The theme for this year’s International Day for Older People, on Saturday 1 October, is ‘Take a Stand Against Ageism. The World Health Organisation (WHO) warns that ageism is “widespread and an insidious practice which has harmful effects on the health of older adults”. The organisation goes on to warn that ageism can influence policy makers, both “subconsciously or actively”, to “opt for cost containment in preference to making appropriate adaptations and investment in infrastructure and services for ageing societies.”
This is something we have seen first-hand in the UK. For example when some NHS commissioners explored rationing hearing care services for age-related hearing loss based on growing needs rather than evidence: buying into their own narrative that “ageing means cuts” rather than change. Many of these regions had failed to ensure contracts with providers were efficient and economical before targeting what was in effect services used by older people.
This seems to represent a structural failure of the health and social care system to take hearing health and ageing well seriously. It is also unfortunately a system in which messaging doesn’t always emphasise how we can do more for less to meet growing needs. In NHS commissioning in England for example demand for hearing care services are still “modelled” based on historical activity, rather than local needs. When – not surprisingly – those models fail, the system uses words like “over-performance” and proceeds to “manage demand”, simply another word for rationing services. All these messages miss the root cause of system failures: not planning services to respond to our ageing population. The fact that many healthcare planners are getting away with it sends the wrong signal about the importance of services for older people.
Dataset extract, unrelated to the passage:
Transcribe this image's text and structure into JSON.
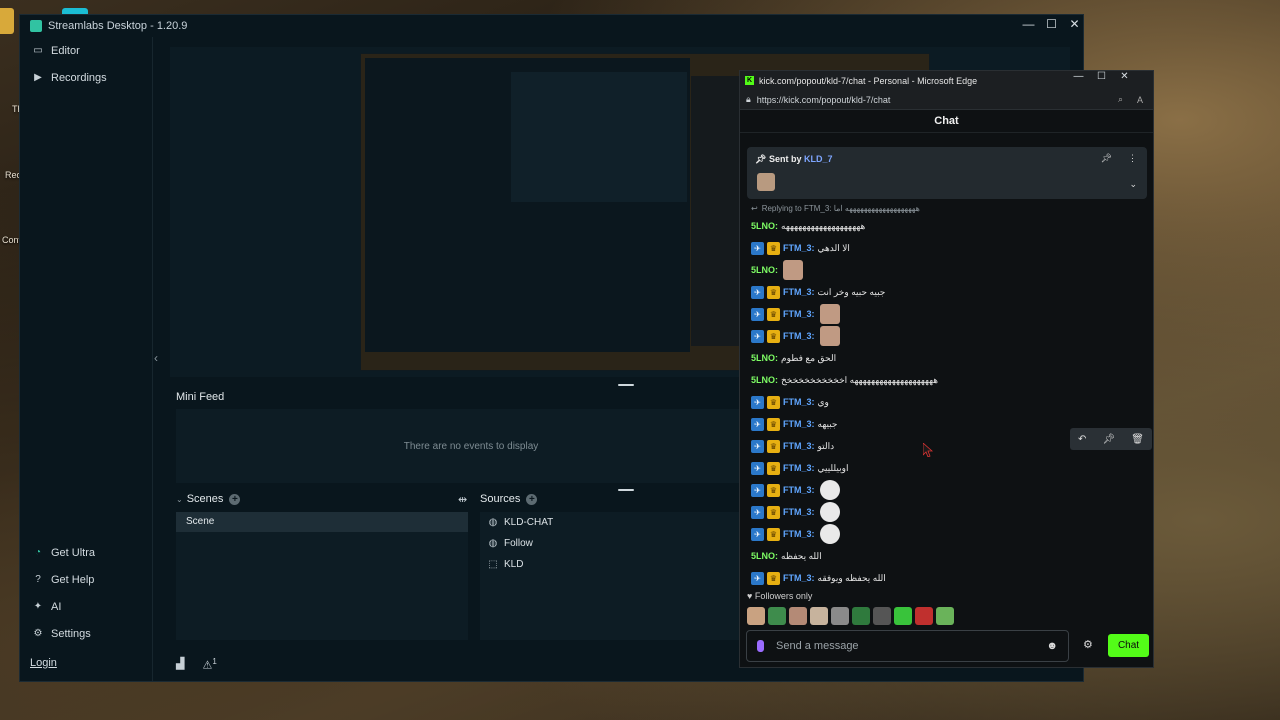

1 in 5 adults have hearing loss and 97% of people with a hearing loss are age 40 and over, meaning that hearing loss is a growing public health challenge in our ageing society. Untreated hearing loss affects a person’s ability to communicate with friends and family, and can increase the risk of social isolation, depression and cognitive decline. Failing to plan services and then rationing because the best value services were not commissioned is simply storing up problems for the future and implicitly marginalises older people. Not communicating the real cause of this failure and instead hiding behind a message that “we cannot do everything” devalues the health and concerns of people with hearing loss.
This is particularly galling when, for example, NHS England’s recently published National Commissioning Framework (NCF) is ignored, despite spelling out how to do more for less and how this will help our population to age well. This I believe is what the WHO warns of above, and why we need to change. We need to disseminate documents like the NCF and challenge failures to act, especially when we know failing to act will fail our ageing population, and where commissioners still pursue the narrative of cuts rather than savings, we need ask why it is tolerated.
There is of course no magic bullet to address the insidious impacts of ageism. Everyone has a part to play this International Older People’s Day, including in recognising the link between getting older and hearing loss and how many of the barriers to accessing care are created by social norms – some are simply a form of ageism. Challenging the status quo message that “ageing means we cannot do everything” requires us to confront this lazy thinking and ask “are you really making the best of your hearing budget?”. That would help, at least in hearing care where the answer is, far too often, no. Communication teams can help challenge and change the system, and taking a stand against ageism is something the NCHA fully supports.